The UK spent 1.4 per cent of GDP on higher education in 2010 (0.74 per cent in public funding, 0.63 per cent in private funding), up from 1.3 per cent in 2009 but below the OECD average of 1.6 per cent.
The figures are contained in the OECD’s annual Education at a Glance report, published today. The report’s most recent figures on GDP spend date from 2010.
The US came ahead of Canada (which spent 2.7 per cent of GDP on higher education in 2010), South Korea (2.6 per cent) and Chile (2.4 per cent).
Fees in these nations are relatively high by international standards, and all have high levels of private funding for higher education.
Japan had the lowest level of public funding for higher education in the OECD, at 0.5 per cent of GDP. It was followed by Chile, Korea, the Slovak Republic and the UK on 0.7 per cent.

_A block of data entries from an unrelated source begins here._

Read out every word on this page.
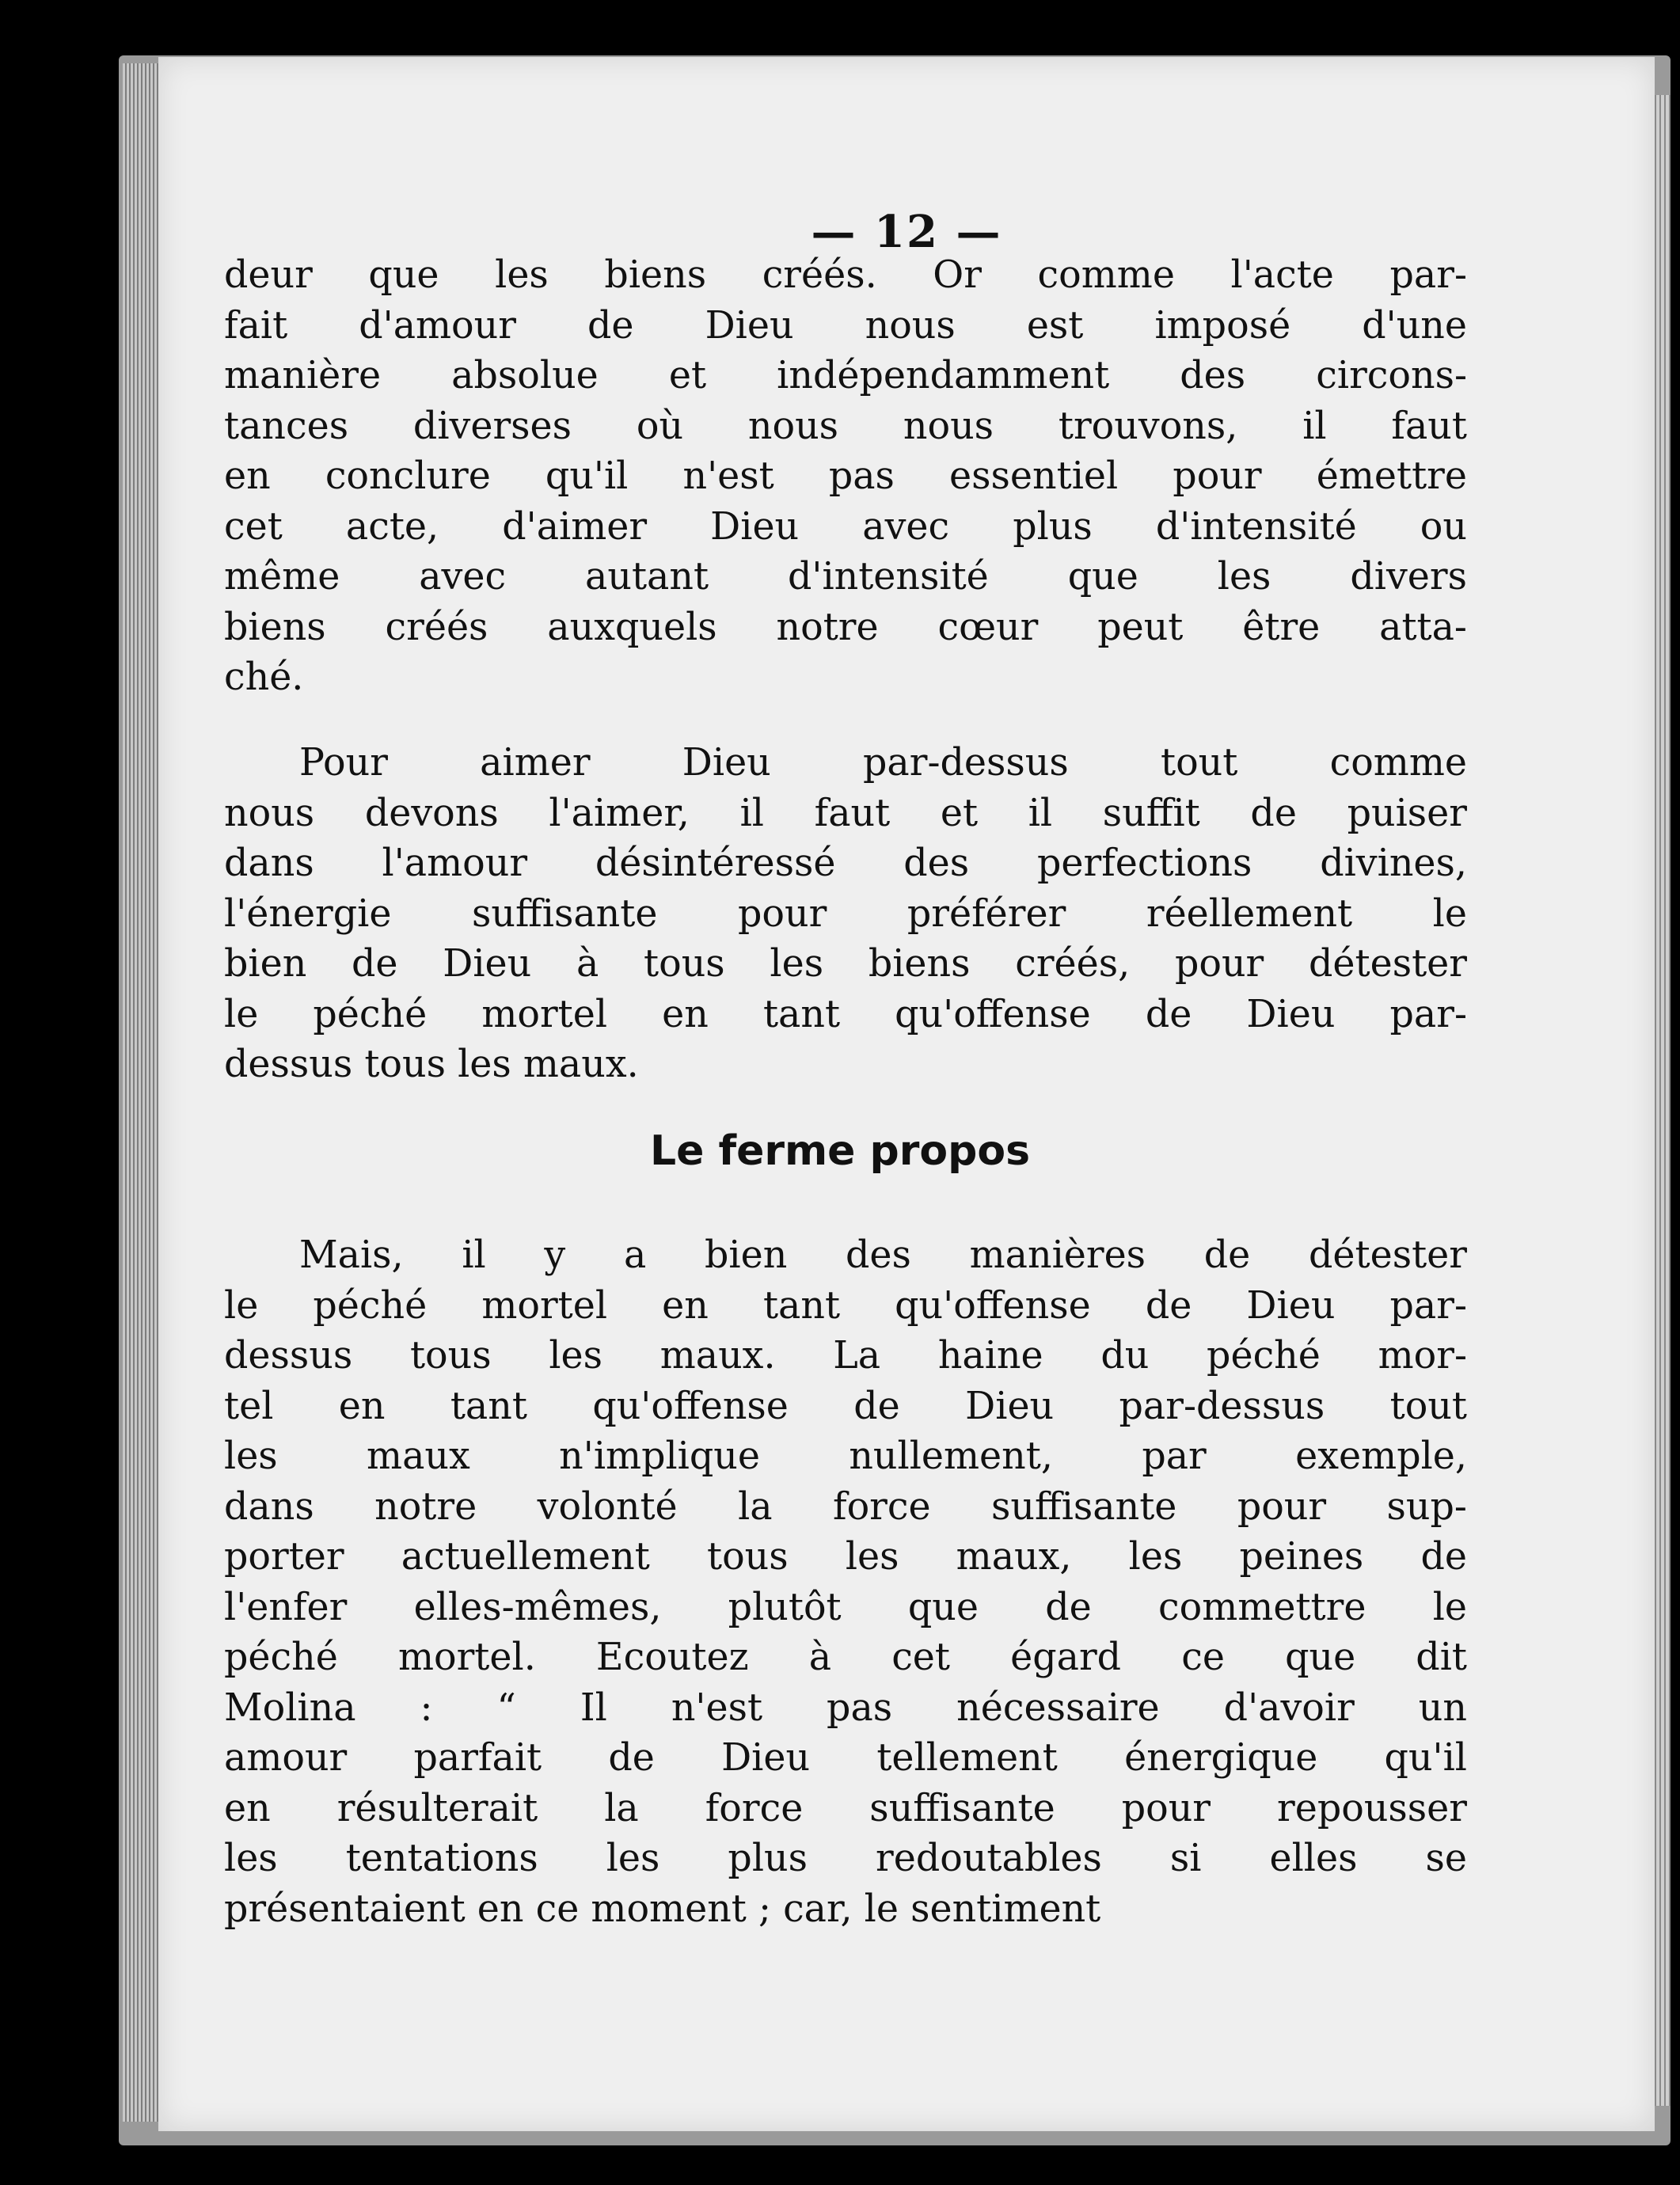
— 12 —
deur que les biens créés. Or comme l'acte par-
fait d'amour de Dieu nous est imposé d'une
manière absolue et indépendamment des circons-
tances diverses où nous nous trouvons, il faut
en conclure qu'il n'est pas essentiel pour émettre
cet acte, d'aimer Dieu avec plus d'intensité ou
même avec autant d'intensité que les divers
biens créés auxquels notre cœur peut être atta-
ché.
Pour aimer Dieu par-dessus tout comme
nous devons l'aimer, il faut et il suffit de puiser
dans l'amour désintéressé des perfections divines,
l'énergie suffisante pour préférer réellement le
bien de Dieu à tous les biens créés, pour détester
le péché mortel en tant qu'offense de Dieu par-
dessus tous les maux.
Le ferme propos
Mais, il y a bien des manières de détester
le péché mortel en tant qu'offense de Dieu par-
dessus tous les maux. La haine du péché mor-
tel en tant qu'offense de Dieu par-dessus tout
les maux n'implique nullement, par exemple,
dans notre volonté la force suffisante pour sup-
porter actuellement tous les maux, les peines de
l'enfer elles-mêmes, plutôt que de commettre le
péché mortel. Ecoutez à cet égard ce que dit
Molina : “ Il n'est pas nécessaire d'avoir un
amour parfait de Dieu tellement énergique qu'il
en résulterait la force suffisante pour repousser
les tentations les plus redoutables si elles se
présentaient en ce moment ; car, le sentiment
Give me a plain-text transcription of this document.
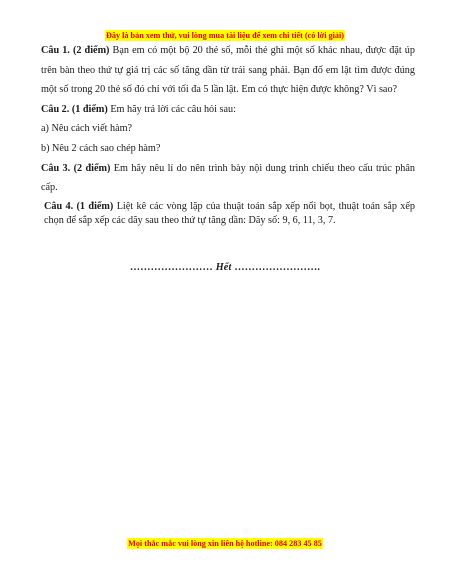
Đây là bản xem thử, vui lòng mua tài liệu để xem chi tiết (có lời giải)

Câu 1. (2 điểm) Bạn em có một bộ 20 thẻ số, mỗi thẻ ghi một số khác nhau, được đặt úp trên bàn theo thứ tự giá trị các số tăng dần từ trái sang phải. Bạn đố em lật tìm được đúng một số trong 20 thẻ số đó chỉ với tối đa 5 lần lật. Em có thực hiện được không? Vì sao?

Câu 2. (1 điểm) Em hãy trả lời các câu hỏi sau:

a) Nêu cách viết hàm?

b) Nêu 2 cách sao chép hàm?

Câu 3. (2 điểm) Em hãy nêu lí do nên trình bày nội dung trình chiếu theo cấu trúc phân cấp.

Câu 4. (1 điểm) Liệt kê các vòng lặp của thuật toán sắp xếp nổi bọt, thuật toán sắp xếp chọn để sắp xếp các dãy sau theo thứ tự tăng dần: Dãy số: 9, 6, 11, 3, 7.

…………………… Hết …………………….
Mọi thắc mắc vui lòng xin liên hệ hotline: 084 283 45 85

Andreas Schleicher, the OECD’s deputy director for education, gave a press briefing on the report yesterday in London, at which he discussed problems of access for students in high-fee nations.
“Chile, Korea and Japan are much more challenging environments because they don’t have good loan systems, and no grant facilities either,” he said.
“The US is strong on grants, so-so on loans: also there the environment is more challenging. Countries where you have a more sustainable approach are countries like the UK, or Australia.”
Mr Schleicher spoke in relation to the pre-2012 English system (the OECD does not yet have data on the post-2012 system), praising its income-contingent loans.
He added of the approaches of nations such as England and Australia: “In our view, that’s the only way, the only sustainable way to finance higher education. To actually have the cost structures reflect the benefits that accrue to individuals, employers and taxpayers.”